You arrived in Belfast at the close of a long, hard season. A city with a split-personality, two sides of a coin, commingled and inseparable. Socialism, nationalism, victimhood, narcissism. The Belfast Complex. At the crux of the agreement is a political proposition: a future, memorialised and inert.
When nobody shows up people shrug and excuse the absent for “voting with their feet”, but as Liesbeth said, apathy is not a position. The greatest divides lead to the greatest dependencies. How do we understand the nature of certain oppressions, violent precisely because they are difficult to loose? Police on the Belfast train now arrest asylum seekers for collecting benefits in the North and the South; everyone else talks about how open the border is.
In Wretched of the Earth, Frantz Fanon develops a utopian desire to be free of the past, which requires total revolution, “absolute violence”. Utter amnesia, like a blow to the head. What if we distil this position, not through political imagery, but through a notion of identity that fails to reconcile with place. Imagined experimental identities surface, unnamed by points elsewhere. A transposition of representation through detours, accidents of circumstance that bring about serendipitous doublings, in this case, people with multiple pasts.

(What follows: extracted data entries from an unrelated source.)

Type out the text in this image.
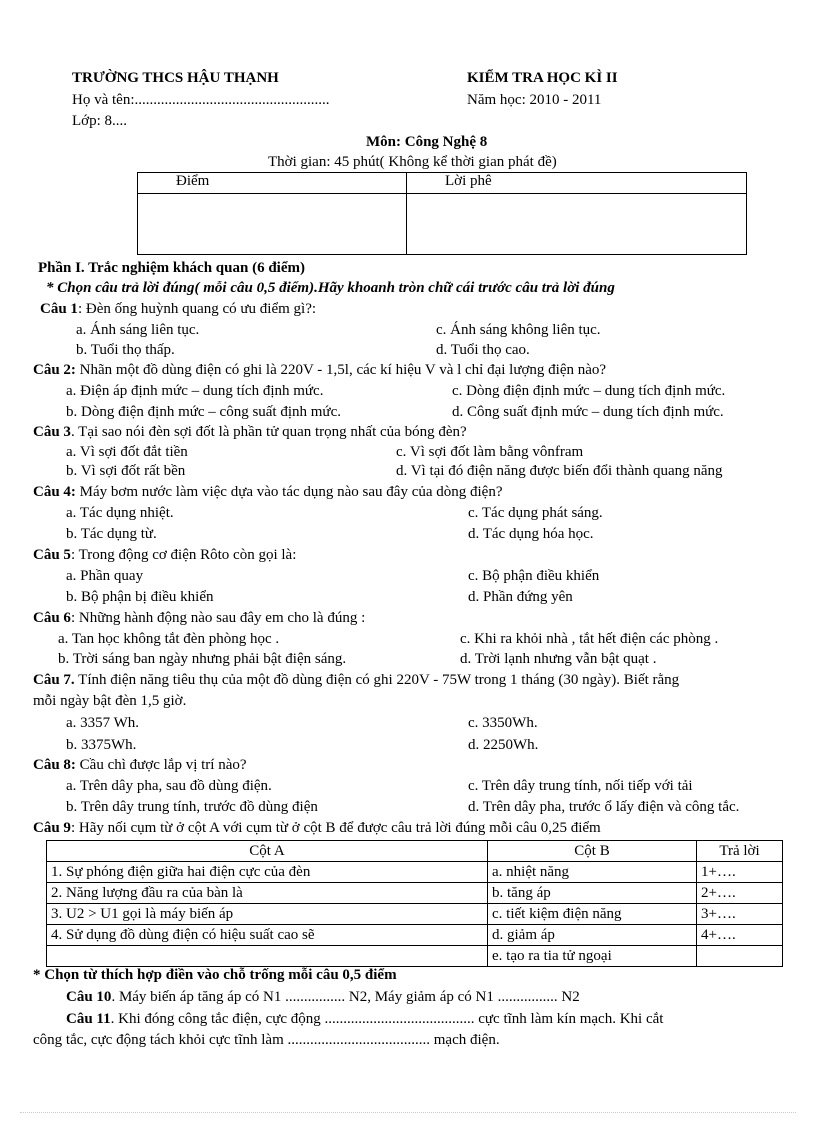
TRƯỜNG THCS HẬU THẠNH	KIỂM TRA HỌC KÌ II
Họ và tên:....................................................	Năm học: 2010 - 2011
Lớp: 8....
Môn: Công Nghệ 8
Thời gian: 45 phút( Không kể thời gian phát đề)
Điểm	Lời phê

Phần I. Trắc nghiệm khách quan (6 điểm)
* Chọn câu trả lời đúng( mỗi câu 0,5 điểm).Hãy khoanh tròn chữ cái trước câu trả lời đúng
Câu 1: Đèn ống huỳnh quang có ưu điểm gì?:
a. Ánh sáng liên tục.	c. Ánh sáng không liên tục.
b. Tuổi thọ thấp.	d. Tuổi thọ cao.
Câu 2: Nhãn một đồ dùng điện có ghi là 220V - 1,5l, các kí hiệu V và l chỉ đại lượng điện nào?
a. Điện áp định mức – dung tích định mức.	c. Dòng điện định mức – dung tích định mức.
b. Dòng điện định mức – công suất định mức.	d. Công suất định mức – dung tích định mức.
Câu 3. Tại sao nói đèn sợi đốt là phần tử quan trọng nhất của bóng đèn?
a. Vì sợi đốt đắt tiền	c. Vì sợi đốt làm bằng vônfram
b. Vì sợi đốt rất bền	d. Vì tại đó điện năng được biến đổi thành quang năng
Câu 4: Máy bơm nước làm việc dựa vào tác dụng nào sau đây của dòng điện?
a. Tác dụng nhiệt.	c. Tác dụng phát sáng.
b. Tác dụng từ.	d. Tác dụng hóa học.
Câu 5: Trong động cơ điện Rôto còn gọi là:
a. Phần quay	c. Bộ phận điều khiển
b. Bộ phận bị điều khiển	d. Phần đứng yên
Câu 6: Những hành động nào sau đây em cho là đúng :
a. Tan học không tắt đèn phòng học .	c. Khi ra khỏi nhà , tắt hết điện các phòng .
b. Trời sáng ban ngày nhưng phải bật điện sáng.	d. Trời lạnh nhưng vẫn bật quạt .
Câu 7. Tính điện năng tiêu thụ của một đồ dùng điện có ghi 220V - 75W trong 1 tháng (30 ngày). Biết rằng
mỗi ngày bật đèn 1,5 giờ.
a. 3357 Wh.	c. 3350Wh.
b. 3375Wh.	d. 2250Wh.
Câu 8: Cầu chì được lắp vị trí nào?
a. Trên dây pha, sau đồ dùng điện.	c. Trên dây trung tính, nối tiếp với tải
b. Trên dây trung tính, trước đồ dùng điện	d. Trên dây pha, trước ổ lấy điện và công tắc.
Câu 9: Hãy nối cụm từ ở cột A với cụm từ ở cột B để được câu trả lời đúng mỗi câu 0,25 điểm
Cột A	Cột B	Trả lời
1. Sự phóng điện giữa hai điện cực của đèn	a. nhiệt năng	1+….
2. Năng lượng đầu ra của bàn là	b. tăng áp	2+….
3. U2 > U1 gọi là máy biến áp	c. tiết kiệm điện năng	3+….
4. Sử dụng đồ dùng điện có hiệu suất cao sẽ	d. giảm áp	4+….
	e. tạo ra tia tử ngoại	
* Chọn từ thích hợp điền vào chỗ trống mỗi câu 0,5 điểm
Câu 10. Máy biến áp tăng áp có N1 ................ N2, Máy giảm áp có N1 ................ N2
Câu 11. Khi đóng công tắc điện, cực động ........................................ cực tĩnh làm kín mạch. Khi cắt
công tắc, cực động tách khỏi cực tĩnh làm ...................................... mạch điện.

An artist whose company I’ve shared on three occasions, in Stockholm, London, and Dublin, has on each occasion told me the same joke. The first time I laughed, the second time I laughed politely, the third time I smiled and excused myself. Men in our generation, say younger than your father (because he is always the exception and the rule) who tell jokes are usually asses. Funny thing is, I can’t remember the joke. Something about Lenin. Perhaps you’ve heard it?
I told you, I liked your radios in Moscow. The little liars. Mute. Leaden. By way of reappropriation, propaganda returns as art. It’s a good joke. I hear Russia is full of them. Til soon, S.
(Sarah Pierce, "Letter to BvDP" in The Lost Moment, eds. L. Bik, J.N. van der Pol, and F. Ustek, Bik Van der Pol:Rotterdam 2007.)